The Run Scan button on /hrdashboard/compliance calls POST /v1/hr/compliance/scan. The endpoint walks every applicable requirement (global plus tenant-scoped, filtered by jurisdictions where you employ people), evaluates the latest evidence per requirement, and writes back two numbers: evaluated (how many requirements were checked) and drift_count (how many came back missing, expiring, or expired).

Drift items do not stop at the compliance page. Each one becomes an inbox card with a severity assigned by the scan engine: missing evidence for a SOC 2 control surfaces as CRITICAL; an expiring training certificate becomes WARNING. The compliance page and the inbox view show the same items from two angles.

The Three Tabs: Drift, All Requirements, Met

The compliance page splits the same data three ways:

  • Drift: evidence that is missing, expiring within the cadence window, or already expired. This is the queue you work; an auditor expects this list to be short and shrinking.
  • All Requirements: the source-of-truth catalog. Every requirement that applies to your jurisdiction set, regardless of status.
  • Met: the green-light view. Requirements with current evidence, ready to screenshot for a board deck or a prospect security review.

Remote Workers and Nexus

Adding an employee in a new state changes your nexus footprint, and the engine recomputes accordingly. When you set primary_jurisdiction on a new hr_employees row, the next scan picks up that jurisdiction's minimum wage, overtime rule, paid sick leave requirement, and any state-specific training that ships in the requirements catalog.

work_jurisdictions is an array on the same row, used for employees who travel or work across borders regularly. The scan treats the union of primary and work jurisdictions as the applicable set, so a New York employee on a six-month rotation in California shows up under both states until the rotation ends.

International: What Crosses the Border

Some compliance requirements are universal; others are deeply jurisdiction-specific. The four global requirements (SOC 2, cyber insurance, breach notification, data residency) apply regardless of where your people work.

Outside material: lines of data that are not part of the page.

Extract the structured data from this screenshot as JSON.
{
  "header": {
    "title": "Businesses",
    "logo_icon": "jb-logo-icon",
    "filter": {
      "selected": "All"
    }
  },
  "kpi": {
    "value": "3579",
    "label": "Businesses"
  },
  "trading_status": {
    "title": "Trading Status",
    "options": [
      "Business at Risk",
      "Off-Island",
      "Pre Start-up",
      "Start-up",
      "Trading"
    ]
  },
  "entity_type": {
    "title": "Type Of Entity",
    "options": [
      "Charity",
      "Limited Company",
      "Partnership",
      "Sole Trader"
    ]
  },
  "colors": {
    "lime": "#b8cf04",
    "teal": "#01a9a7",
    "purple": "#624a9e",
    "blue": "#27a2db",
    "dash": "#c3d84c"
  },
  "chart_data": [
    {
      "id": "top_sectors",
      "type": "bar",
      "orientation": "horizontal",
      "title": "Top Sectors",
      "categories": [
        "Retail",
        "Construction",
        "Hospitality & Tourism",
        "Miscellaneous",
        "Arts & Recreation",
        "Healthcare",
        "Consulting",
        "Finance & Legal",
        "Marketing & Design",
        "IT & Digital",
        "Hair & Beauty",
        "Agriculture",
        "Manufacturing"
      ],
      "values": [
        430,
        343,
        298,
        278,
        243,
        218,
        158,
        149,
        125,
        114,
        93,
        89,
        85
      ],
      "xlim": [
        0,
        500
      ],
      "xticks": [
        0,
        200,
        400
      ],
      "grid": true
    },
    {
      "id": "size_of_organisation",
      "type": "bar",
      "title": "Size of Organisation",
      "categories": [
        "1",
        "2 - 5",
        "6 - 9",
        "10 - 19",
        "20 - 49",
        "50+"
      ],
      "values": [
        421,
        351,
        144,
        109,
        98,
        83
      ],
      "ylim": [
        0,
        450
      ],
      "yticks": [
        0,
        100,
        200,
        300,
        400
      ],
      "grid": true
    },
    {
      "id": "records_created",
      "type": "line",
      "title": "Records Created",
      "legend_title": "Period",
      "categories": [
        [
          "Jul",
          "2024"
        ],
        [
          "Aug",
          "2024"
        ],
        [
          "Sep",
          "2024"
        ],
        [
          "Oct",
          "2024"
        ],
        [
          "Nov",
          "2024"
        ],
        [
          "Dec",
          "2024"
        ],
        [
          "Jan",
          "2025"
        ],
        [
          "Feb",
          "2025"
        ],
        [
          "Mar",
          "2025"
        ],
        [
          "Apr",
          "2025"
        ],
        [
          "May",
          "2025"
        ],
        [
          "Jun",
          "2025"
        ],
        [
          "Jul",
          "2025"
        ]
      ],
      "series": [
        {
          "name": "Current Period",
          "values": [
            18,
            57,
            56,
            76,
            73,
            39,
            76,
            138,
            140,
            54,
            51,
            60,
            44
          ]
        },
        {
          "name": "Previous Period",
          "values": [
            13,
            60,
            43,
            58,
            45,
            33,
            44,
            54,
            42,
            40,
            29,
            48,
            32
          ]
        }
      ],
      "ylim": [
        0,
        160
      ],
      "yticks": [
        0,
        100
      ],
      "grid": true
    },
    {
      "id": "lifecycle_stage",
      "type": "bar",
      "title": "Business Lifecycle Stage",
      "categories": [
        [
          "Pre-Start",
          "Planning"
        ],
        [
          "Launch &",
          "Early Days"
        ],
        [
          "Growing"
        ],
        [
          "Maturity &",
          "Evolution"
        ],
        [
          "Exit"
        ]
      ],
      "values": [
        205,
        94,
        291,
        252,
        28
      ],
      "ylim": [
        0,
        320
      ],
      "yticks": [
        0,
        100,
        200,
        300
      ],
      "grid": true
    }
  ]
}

Most state-specific rules (US minimum wage, US overtime classifications, US sick leave) do not extrapolate to other countries.

For international tenants, the engine reads the country-level fields (paid_sick_leave_required, employment_law_notes) and applies the global requirements. Country-specific rules (GDPR data subject rights, UK holiday pay calculations, Canadian provincial overtime) ship as named requirements that any tenant can subscribe to. The pattern lets a US company with a UK subsidiary work from one inbox without maintaining two compliance programs.

Scheduling Scans and SLAs

We recommend a weekly scan as the minimum cadence. Most teams run nightly and watch the inbox for fresh drift cards in the morning. Scans are cheap; staleness is expensive. Each requirement carries a cadence (annual for SOC 2 attestation, monthly for cyber insurance proof of coverage) and an expiration window. The engine surfaces a card 30, 14, and 7 days before expiration so a missed renewal becomes an open ticket, not a surprise.

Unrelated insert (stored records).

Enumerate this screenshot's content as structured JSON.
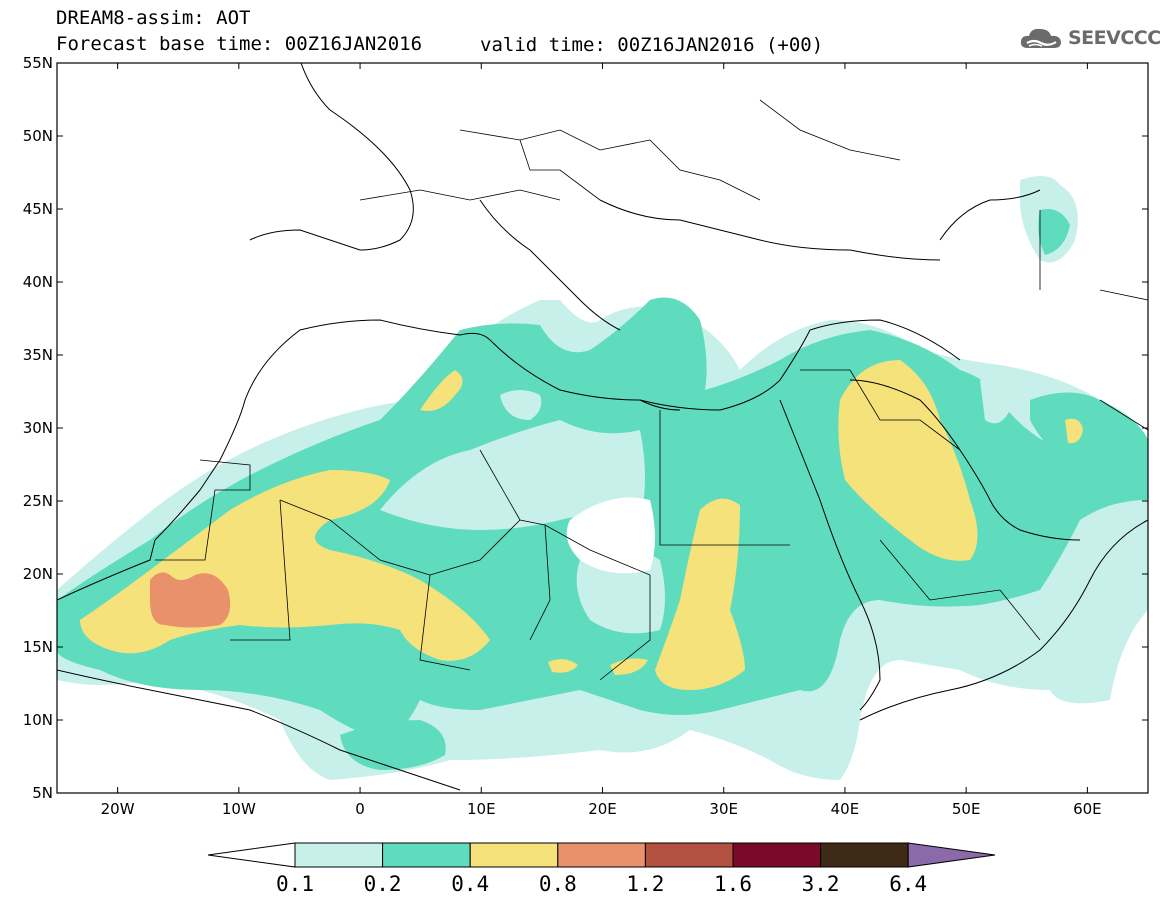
{
  "header": {
    "title_line1": "DREAM8-assim: AOT",
    "title_line2": "Forecast base time: 00Z16JAN2016",
    "valid_time": "valid time: 00Z16JAN2016 (+00)"
  },
  "logo": {
    "icon": "cloud-icon",
    "text": "SEEVCCC"
  },
  "map": {
    "lon_range": [
      -25,
      65
    ],
    "lat_range": [
      5,
      55
    ],
    "lat_ticks": [
      "55N",
      "50N",
      "45N",
      "40N",
      "35N",
      "30N",
      "25N",
      "20N",
      "15N",
      "10N",
      "5N"
    ],
    "lon_ticks": [
      "20W",
      "10W",
      "0",
      "10E",
      "20E",
      "30E",
      "40E",
      "50E",
      "60E"
    ]
  },
  "colorbar": {
    "labels": [
      "0.1",
      "0.2",
      "0.4",
      "0.8",
      "1.2",
      "1.6",
      "3.2",
      "6.4"
    ],
    "colors": [
      "#c8f0ea",
      "#5fdcbd",
      "#f5e27a",
      "#e8916a",
      "#b2513f",
      "#7a0a27",
      "#3e2a17"
    ],
    "extend_low_color": "#ffffff",
    "extend_high_color": "#8a6aa8"
  },
  "legend_colors": {
    "land_border": "#000000",
    "aot_0_1": "#c8f0ea",
    "aot_0_2": "#5fdcbd",
    "aot_0_4": "#f5e27a",
    "aot_0_8": "#e8916a"
  }
}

For teams with formal compliance SLAs, the recommended pattern is to schedule the nightly scan at 02:00 local time and review fresh cards by 10:00 the next morning. Eight hours is enough lead time to chase evidence from a vendor or remind an employee to renew a training certificate.

The Public API for Compliance Automation

The same scan, requirement list, and evidence catalog are reachable via REST. GET /v1/hr/compliance/requirements returns the applicable catalog. GET /v1/hr/compliance/evidence returns the latest evidence per requirement. POST /v1/hr/compliance/scan kicks off a fresh evaluation. Each response carries enough metadata that a CI pipeline can fail a release if a requirement drifts.

We have seen teams wire the scan into their security review workflow: every prospect questionnaire kicks off a scan, every drift card surfaces in the security channel, and the questionnaire response is auto-drafted from the latest Met list. That pattern turns compliance from a quarterly scramble into a continuous artifact.